Pur con i suoi difetti e i suoi conflitti la tenuta della democrazia americana nella citata decisione è un palese esempio. Non possiamo peraltro dimenticare che la Corte Suprema inizialmente bocciò le più significative leggi del New Deal. Non è un caso allora che F.D. Roosevelt inutilmente propose nel 1937 di portare a quindici il numero dei giudici. Ebbene, l'attuale maggioranza di cinque giudici conservatori, nominati da pPresidenti repubblicani, fra cui il Chief Justice Roberts, fu decisiva nel 2010 quando, nel famoso caso Citizen United v. Federal Election Commission, stabilì che qualunque legge che avesse posto un limite ai contributi in denaro da parte delle società per le campagne elettorali dei candidati era incostituzionale. Come ha notato Joseph Stiglitz, nel suo recentissimo libro The price of inequality, tale sentenza, riconfermata anche di recente, ha costituito una perdita di potere politico del cittadino americano, sostituendo il principio fondamentale della democrazia: "one person one vote" con l'altro "one dollar one vote". D'altra parte la stessa politica economica del democratico presidente Obama, nell'affrontare la depressione del 2008, era stata dettata dagli uomini da lui scelti, ma condizionati da Wall Street e legati a Robert Rubin, cioè alle grandi banche fra cui principalmente Goldman Sachs. È così che furono aiutati largamente gli istituti finanziari e in particolare la Aig a risolvere col denaro dei contribuenti i loro gravissimi problemi di insolvenza, come ricorda la puntuale ricostruzione di Krugman e Wells nell'ultimo numero della New York Review of Books. Ma l'Affordable Care Act ha riscattato in un colpo solo sia Obama sia la Corte Suprema, lottando contro le disuguaglianze e dotando obbligatoriamente tutti gli americani di una assicurazione per le cure sanitarie, con aiuti finanziari a chi non è in grado di sostenere il pagamento del premio. Il presidente estensore, il conservatore Roberts, è stato determinante per raggiungere la maggioranza di cinque a quattro, rivendicando la costituzionalità della legge e l'indipendenza della Corte nei confronti del potere politico, con una dichiarazione che così suona: «Non è nostro compito proteggere il popolo dalle conseguenze delle sue scelte politiche».

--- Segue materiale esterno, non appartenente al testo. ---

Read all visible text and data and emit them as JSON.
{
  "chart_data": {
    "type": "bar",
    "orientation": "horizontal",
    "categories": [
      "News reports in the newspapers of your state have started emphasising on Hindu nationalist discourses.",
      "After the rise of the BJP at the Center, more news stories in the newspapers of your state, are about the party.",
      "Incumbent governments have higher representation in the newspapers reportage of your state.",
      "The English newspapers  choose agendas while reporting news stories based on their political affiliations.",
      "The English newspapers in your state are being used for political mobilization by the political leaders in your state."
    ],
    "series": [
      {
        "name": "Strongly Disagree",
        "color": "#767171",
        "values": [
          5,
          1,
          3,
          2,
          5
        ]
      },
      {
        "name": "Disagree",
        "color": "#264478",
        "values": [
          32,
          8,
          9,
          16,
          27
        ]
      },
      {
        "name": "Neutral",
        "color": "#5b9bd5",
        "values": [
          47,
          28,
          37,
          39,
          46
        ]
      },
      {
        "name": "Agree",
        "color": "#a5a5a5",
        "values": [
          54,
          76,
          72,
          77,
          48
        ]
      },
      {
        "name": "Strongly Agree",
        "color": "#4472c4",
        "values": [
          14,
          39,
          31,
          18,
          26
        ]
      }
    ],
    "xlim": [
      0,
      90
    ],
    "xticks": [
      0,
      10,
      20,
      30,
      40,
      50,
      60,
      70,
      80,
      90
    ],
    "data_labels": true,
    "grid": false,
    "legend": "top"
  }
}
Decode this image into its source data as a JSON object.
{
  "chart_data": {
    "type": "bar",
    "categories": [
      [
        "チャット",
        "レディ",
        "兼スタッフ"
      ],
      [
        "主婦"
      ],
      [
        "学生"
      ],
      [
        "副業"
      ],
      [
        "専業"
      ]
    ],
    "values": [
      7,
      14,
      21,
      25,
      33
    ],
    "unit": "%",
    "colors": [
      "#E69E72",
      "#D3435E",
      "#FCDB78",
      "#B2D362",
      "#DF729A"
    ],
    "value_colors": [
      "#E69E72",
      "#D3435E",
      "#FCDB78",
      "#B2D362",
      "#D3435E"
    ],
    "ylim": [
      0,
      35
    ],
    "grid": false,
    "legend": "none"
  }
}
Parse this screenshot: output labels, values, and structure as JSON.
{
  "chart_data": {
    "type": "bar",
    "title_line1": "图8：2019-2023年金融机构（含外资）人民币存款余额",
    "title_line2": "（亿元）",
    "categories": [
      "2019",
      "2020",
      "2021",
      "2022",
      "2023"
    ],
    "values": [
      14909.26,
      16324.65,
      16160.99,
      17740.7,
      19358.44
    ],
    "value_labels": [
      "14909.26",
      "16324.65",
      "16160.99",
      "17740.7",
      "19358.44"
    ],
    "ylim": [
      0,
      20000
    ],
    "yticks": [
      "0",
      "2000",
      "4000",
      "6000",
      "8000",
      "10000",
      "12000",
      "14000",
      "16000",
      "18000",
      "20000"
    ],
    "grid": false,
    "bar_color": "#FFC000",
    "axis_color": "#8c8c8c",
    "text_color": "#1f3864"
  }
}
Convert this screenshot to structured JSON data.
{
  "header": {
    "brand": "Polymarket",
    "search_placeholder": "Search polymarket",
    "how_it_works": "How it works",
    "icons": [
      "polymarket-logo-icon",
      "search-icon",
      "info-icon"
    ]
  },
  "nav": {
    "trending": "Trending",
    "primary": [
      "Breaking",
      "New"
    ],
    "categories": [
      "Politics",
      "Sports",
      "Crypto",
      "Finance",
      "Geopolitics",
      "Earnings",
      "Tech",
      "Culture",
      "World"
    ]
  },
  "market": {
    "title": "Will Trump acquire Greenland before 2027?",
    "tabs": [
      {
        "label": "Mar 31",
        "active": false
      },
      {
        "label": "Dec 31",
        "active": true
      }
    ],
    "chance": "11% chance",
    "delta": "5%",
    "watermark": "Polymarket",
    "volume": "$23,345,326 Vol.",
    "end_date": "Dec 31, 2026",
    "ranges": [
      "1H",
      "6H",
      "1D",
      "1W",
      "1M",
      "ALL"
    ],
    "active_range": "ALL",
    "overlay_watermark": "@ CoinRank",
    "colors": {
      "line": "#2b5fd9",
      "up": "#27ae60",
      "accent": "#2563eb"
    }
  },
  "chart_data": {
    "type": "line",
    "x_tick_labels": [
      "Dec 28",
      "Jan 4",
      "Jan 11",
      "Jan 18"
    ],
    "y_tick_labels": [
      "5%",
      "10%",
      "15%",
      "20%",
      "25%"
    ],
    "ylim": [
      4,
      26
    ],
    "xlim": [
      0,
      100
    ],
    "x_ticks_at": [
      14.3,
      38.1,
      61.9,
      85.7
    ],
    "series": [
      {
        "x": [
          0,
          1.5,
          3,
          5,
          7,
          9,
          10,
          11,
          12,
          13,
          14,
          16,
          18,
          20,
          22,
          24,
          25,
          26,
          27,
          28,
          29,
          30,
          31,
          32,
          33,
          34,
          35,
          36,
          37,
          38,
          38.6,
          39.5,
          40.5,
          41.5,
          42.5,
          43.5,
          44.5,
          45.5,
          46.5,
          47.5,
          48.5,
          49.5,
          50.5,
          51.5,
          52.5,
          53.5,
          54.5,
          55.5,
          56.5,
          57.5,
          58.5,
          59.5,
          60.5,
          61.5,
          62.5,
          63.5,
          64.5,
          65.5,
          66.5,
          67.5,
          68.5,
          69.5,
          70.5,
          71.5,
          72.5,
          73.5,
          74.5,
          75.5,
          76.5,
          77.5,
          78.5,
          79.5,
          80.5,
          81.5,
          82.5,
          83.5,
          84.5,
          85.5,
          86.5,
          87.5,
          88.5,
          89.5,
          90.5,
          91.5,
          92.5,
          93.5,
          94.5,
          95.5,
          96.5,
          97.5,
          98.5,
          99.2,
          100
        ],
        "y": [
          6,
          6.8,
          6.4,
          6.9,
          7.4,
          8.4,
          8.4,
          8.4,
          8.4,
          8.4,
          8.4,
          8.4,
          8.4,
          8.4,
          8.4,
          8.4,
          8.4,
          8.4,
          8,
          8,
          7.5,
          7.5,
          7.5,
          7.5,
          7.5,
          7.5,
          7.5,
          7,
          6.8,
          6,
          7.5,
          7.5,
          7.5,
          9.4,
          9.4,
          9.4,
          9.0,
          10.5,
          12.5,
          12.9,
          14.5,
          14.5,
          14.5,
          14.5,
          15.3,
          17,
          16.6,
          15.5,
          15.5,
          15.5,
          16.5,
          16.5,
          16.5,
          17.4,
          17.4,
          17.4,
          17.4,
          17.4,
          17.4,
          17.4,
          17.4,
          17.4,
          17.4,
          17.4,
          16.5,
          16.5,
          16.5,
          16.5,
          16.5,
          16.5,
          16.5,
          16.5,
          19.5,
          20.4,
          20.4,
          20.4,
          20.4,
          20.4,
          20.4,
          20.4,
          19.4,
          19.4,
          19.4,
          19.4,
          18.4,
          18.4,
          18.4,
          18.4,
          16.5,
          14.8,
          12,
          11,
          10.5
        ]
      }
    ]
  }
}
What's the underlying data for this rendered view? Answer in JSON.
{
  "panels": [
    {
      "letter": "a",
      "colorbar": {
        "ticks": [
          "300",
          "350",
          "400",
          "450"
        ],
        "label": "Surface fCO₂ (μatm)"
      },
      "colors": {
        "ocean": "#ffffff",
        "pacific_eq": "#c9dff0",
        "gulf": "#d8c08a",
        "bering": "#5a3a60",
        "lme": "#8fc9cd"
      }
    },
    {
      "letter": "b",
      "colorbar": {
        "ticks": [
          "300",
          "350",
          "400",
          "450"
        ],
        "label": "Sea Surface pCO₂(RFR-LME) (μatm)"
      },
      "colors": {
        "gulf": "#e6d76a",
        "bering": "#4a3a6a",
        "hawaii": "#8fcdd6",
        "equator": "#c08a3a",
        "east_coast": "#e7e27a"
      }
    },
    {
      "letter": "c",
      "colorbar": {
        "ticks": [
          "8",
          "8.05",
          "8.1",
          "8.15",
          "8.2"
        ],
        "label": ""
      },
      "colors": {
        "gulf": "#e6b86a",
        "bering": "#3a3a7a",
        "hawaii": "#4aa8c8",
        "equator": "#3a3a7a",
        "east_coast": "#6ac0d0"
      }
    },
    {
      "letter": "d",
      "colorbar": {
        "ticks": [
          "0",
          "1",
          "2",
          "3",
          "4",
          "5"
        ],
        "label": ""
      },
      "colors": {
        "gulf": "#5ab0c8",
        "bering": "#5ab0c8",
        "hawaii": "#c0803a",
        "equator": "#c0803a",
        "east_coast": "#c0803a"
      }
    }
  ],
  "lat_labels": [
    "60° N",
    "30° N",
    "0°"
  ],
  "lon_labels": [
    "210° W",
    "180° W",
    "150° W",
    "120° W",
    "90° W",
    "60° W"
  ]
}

I risultati del vertice europeo, invece, pur apprezzabili nei principi, non hanno portato per ora a nessun effettiva condivisione delle responsabilità all'interno dei Paesi membri per la costante opposizione di Angela Merkel, la quale è ingiustamente, a parer mio, ritenuta l'unica responsabile della lentezza di ogni decisione a favore di una maggiore unità europea, che non sia qualche medicamento omeopatico per evitare la caduta dell'euro. Essa infatti altro non può fare per non cadere sotto gli strali della Corte costituzionale di Karlsruhe, che proprio all'inizio del mese ha accusato il Governo Merkel di non aver consultato il Bundestag, la sola istituzione direttamente eletta nella democrazia parlamentare tedesca, prima di decidere piani per il salvataggio dell'euro. La Corte di Karlsruhe teme che il Parlamento diventi irrilevante e che venga ceduta parte della sovranità alle istituzioni europee. È così che il presidente della Corte federale tedesca Andreas Vosskuhle ha recentemente espresso la sua preoccupazione affermando che «le decisioni essenziali sono negoziate all'interno della burocrazia di Bruxelles in sessioni notturne del Consiglio europeo, o in qualche altro posto, senza adeguate pubbliche discussioni e influenze».